На следующий день я поехал смотреть свое имение. Начиналось оно километрах в десяти от города. Это были двенадцать деревень, расположенных на расстоянии два-три километра друг от друга и на разном удалении от господского жилого комплекса, состоявшего из большого двухэтажного дома смешанного архитектурного стиля, отдельно расположенных, одноэтажных кухни, бани, двух домов для слуг и отгороженного, хозяйственного двора с погребами винным и для других припасов, конюшней, хлевом, птичником, амбаром и несколькими кладовыми. Все это было в приличном состоянии, даже нехитрая мебель осталась.

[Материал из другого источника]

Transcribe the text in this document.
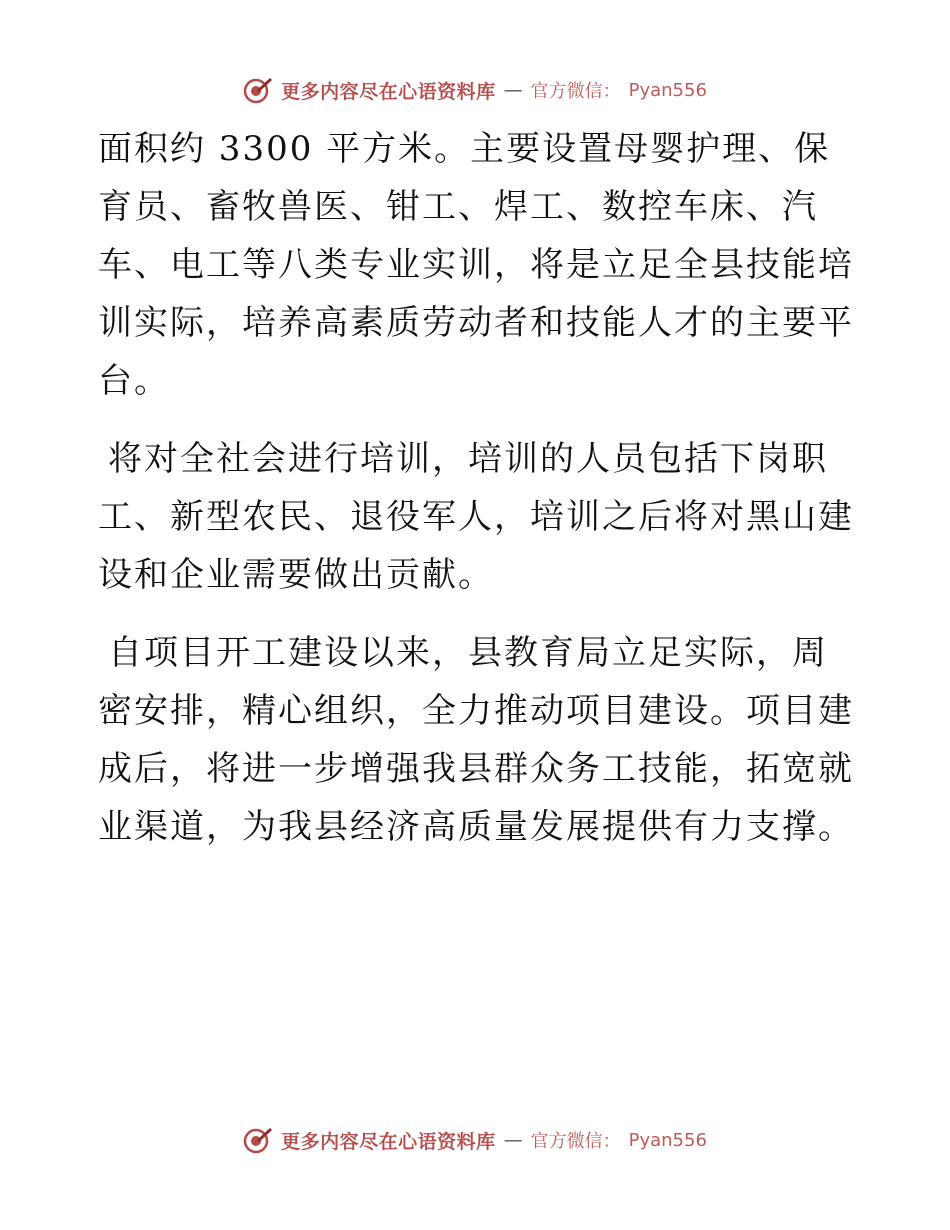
更多内容尽在心语资料库 — 官方微信： Pyan556

面积约 3300 平方米。主要设置母婴护理、保育员、畜牧兽医、钳工、焊工、数控车床、汽车、电工等八类专业实训，将是立足全县技能培训实际，培养高素质劳动者和技能人才的主要平台。

将对全社会进行培训，培训的人员包括下岗职工、新型农民、退役军人，培训之后将对黑山建设和企业需要做出贡献。

自项目开工建设以来，县教育局立足实际，周密安排，精心组织，全力推动项目建设。项目建成后，将进一步增强我县群众务工技能，拓宽就业渠道，为我县经济高质量发展提供有力支撑。

更多内容尽在心语资料库 — 官方微信： Pyan556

Может, и украли что-то сразу после конфискации у Сигериха, но потом вернули или заменили, потому что за имением присматривал королевский чиновник, льстиво-пронырливый тип с узким лицом и большими ушами, который сильно огорчился, узнав, что теперь это моя собственность. Как подозреваю, новое место ему подберут быстро, и больше его расстроило то, что узнал о перемене в своей жизни слишком поздно, не успев наворовать напоследок. Старосты деревень, пришедшие на следующее утро на поклон к новому барину, пожаловались на мздоимство и жадность чиновника. Кстати, они были рады, что ушли из-под королевской руки. Раньше крестьяне отдавали половину урожая, а теперь будут всего треть, плюс каждую неделю одна из деревень привозит строго установленный набор продуктов питания: свинью или двух баранов, десяток кур и десять дюжин яиц, пять кругов сыра, кувшин оливкового масла, бочонок вина и фрукты и овощи по сезону.
Поскольку дом не нуждался в срочном ремонте и имел всё, что надо для жизни, включая семь рабов, трех мужчин и четырех женщин, я оставил Радомира присматривать за хозяйством, а сам съездил в Карфаген за Хильдой и Бинди и заодно прикупил всякого барахла, нужного в хозяйстве. Моей молодой жене, выросшей в лесной деревне, шумная городская жизнь была не по нраву. Хильда очень обрадовалась, увидев свое новое жилище, несколько раз обошла его, заглянув в каждый закуток. Ее немного расстроило, что в хлеву и птичнике было мало живности, а конюшня и вовсе пустовала (у ее отца всего этого было больше!), и, самое важное, отсутствовала корова, потому что, как и большинство нынешних германцев, выросла на молоке и продуктах его переработки. Двух молодых раздоенных коров я получил сразу же от своих крестьян в счет еженедельных взносов, а все остальное пообещал достать по возвращению из пиратского рейда. Довольно удачный предыдущий разбудил во мне былой азарт, жажду морских приключений.